Anyone listening?

This week's editorial looks at the recent ferry cuts and consultation debacle.

Perhaps officials of B.C.’s Transportation Ministry and BC Ferries Corp. actually thought their public consultation tour would wring the last input from coastal residents to its recently announced service cuts.

It’s beginning to appear that was merely an opening salvo.

In the past week, local governments and MLAs from both the Liberal party and the opposition New Democrats have lodged a series of formal requests that the decision to axe the Discovery Coast route, linking Port Hardy with Bella Coola, be reversed or at least postponed.

“Mayor and Council urge the Ministry of Transportation and BC Ferries to delay implementation until a full socio-economic study can be completed,” read a letter submitted by the District of Port Hardy Nov. 28.

The letter expressed solidarity with 16 coastal Chambers of Commerce, the Williams Lake & District Chamber of Commerce and the Heiltsuk First Nation in the view that BC Ferries “fails the test of fiscal fairness and discriminates against rural coastal communities … .”

The letter also cited a study comparing BC Ferries with the Washington State ferry system, compiled by Vancouver Island North MLA Claire Trevena, the NDP opposition critic. Trevena’s “Washington State Ferries Fact-Finding Tour” report, issued the same day as the District of Port Hardy’s letter, provides some damning numbers.

While the Washingon State ferries carry 22 million passengers to a comparable 19.9 million for BC Ferries, Washington has 43 managers drawing $5.4 million in salary and bonuses compared to the 615 managers earning $64.6 million for BC Ferries.

Trevena is careful to note a number of mitigating factors and contrasts between the systems, and says a copy-and-paste of the Washington template is impractical for the B.C. coast. But her bottom line is that Washington recognizes coastal ferries as part of its highways system, and they are managed and funded as highways.

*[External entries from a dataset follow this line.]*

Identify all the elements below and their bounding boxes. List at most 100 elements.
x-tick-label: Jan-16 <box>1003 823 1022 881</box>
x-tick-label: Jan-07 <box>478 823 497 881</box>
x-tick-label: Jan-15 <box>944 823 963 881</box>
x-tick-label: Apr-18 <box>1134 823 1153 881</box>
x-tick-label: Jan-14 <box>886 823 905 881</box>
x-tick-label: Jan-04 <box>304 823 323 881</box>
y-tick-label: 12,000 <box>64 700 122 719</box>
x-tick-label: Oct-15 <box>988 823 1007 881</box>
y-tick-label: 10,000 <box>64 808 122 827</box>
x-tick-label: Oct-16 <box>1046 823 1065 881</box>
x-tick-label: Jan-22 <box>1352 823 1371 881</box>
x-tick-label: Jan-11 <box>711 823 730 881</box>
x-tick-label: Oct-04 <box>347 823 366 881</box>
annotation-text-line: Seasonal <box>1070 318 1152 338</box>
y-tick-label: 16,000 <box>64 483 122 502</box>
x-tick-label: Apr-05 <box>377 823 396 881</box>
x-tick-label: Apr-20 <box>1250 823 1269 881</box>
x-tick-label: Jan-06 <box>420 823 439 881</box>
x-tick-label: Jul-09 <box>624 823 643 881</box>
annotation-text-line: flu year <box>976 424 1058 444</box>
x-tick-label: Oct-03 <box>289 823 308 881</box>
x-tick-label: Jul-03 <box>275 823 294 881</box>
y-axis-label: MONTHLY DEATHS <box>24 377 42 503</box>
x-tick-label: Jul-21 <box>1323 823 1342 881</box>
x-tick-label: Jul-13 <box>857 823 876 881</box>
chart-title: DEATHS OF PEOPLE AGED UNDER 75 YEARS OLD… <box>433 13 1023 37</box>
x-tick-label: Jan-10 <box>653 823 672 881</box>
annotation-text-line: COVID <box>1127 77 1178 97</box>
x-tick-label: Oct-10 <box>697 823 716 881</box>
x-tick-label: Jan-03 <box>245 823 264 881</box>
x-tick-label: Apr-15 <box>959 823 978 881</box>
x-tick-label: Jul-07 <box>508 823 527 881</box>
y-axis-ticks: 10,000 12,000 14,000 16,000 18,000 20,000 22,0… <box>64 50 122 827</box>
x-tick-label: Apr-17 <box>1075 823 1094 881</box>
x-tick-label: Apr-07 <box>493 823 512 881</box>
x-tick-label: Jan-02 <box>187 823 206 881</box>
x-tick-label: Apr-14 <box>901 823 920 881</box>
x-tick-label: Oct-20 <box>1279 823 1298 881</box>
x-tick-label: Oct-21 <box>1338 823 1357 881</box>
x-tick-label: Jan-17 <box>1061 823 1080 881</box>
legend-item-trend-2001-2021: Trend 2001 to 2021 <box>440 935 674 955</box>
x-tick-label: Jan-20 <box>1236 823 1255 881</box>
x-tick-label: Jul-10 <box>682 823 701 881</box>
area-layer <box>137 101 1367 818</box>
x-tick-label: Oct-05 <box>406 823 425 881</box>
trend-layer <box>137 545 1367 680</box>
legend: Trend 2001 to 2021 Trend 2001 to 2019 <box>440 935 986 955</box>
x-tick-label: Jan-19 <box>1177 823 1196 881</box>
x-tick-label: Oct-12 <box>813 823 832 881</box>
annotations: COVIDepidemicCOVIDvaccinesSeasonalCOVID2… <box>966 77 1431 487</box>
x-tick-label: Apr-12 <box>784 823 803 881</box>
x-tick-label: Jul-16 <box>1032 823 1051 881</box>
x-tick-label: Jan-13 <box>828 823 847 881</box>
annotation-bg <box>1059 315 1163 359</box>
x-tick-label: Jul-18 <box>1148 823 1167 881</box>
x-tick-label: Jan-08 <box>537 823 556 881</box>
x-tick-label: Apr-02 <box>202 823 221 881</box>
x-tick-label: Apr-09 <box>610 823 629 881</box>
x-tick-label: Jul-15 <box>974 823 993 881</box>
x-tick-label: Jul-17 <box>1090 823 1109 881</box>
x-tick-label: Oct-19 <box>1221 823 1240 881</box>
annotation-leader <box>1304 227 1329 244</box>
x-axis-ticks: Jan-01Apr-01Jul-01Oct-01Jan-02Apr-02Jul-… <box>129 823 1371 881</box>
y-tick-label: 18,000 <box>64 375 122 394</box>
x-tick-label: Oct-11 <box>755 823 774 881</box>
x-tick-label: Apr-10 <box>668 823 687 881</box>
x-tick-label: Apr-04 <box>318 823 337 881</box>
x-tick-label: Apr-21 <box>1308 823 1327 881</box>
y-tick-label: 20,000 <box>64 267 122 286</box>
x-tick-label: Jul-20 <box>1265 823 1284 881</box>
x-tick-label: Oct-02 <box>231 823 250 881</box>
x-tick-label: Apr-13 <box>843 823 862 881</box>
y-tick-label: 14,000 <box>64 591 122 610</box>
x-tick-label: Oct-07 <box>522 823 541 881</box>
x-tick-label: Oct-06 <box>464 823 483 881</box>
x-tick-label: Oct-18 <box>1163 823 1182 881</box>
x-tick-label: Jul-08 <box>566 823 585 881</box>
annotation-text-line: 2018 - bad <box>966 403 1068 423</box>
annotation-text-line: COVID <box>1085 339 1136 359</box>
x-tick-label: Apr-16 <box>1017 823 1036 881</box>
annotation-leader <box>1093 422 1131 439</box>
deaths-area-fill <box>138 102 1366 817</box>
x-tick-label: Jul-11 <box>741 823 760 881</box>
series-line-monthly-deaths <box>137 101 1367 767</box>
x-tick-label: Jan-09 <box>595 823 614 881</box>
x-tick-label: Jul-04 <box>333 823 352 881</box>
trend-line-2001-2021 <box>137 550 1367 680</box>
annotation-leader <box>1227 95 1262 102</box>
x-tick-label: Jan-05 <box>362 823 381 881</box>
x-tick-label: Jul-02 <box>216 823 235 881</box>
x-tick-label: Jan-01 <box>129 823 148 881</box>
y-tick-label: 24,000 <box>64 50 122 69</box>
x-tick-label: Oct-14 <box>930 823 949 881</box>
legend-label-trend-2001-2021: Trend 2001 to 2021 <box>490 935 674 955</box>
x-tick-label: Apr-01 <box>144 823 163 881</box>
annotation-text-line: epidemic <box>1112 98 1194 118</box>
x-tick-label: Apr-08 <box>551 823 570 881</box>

This is not the case in B.C.

It is one thing for a remote District council and an opposition MLA to raise questions. But Minister of Transportation Todd Stone also heard last week from fellow Liberal MLA Donna Barnett, who represents Cariboo-Chilcotin and who insisted the route 40 cancellation be reversed, at least for 2014.

When the ministry and BC Ferries announced the service cuts, they insisted they wanted to hear from the public. The question remains, are they listening?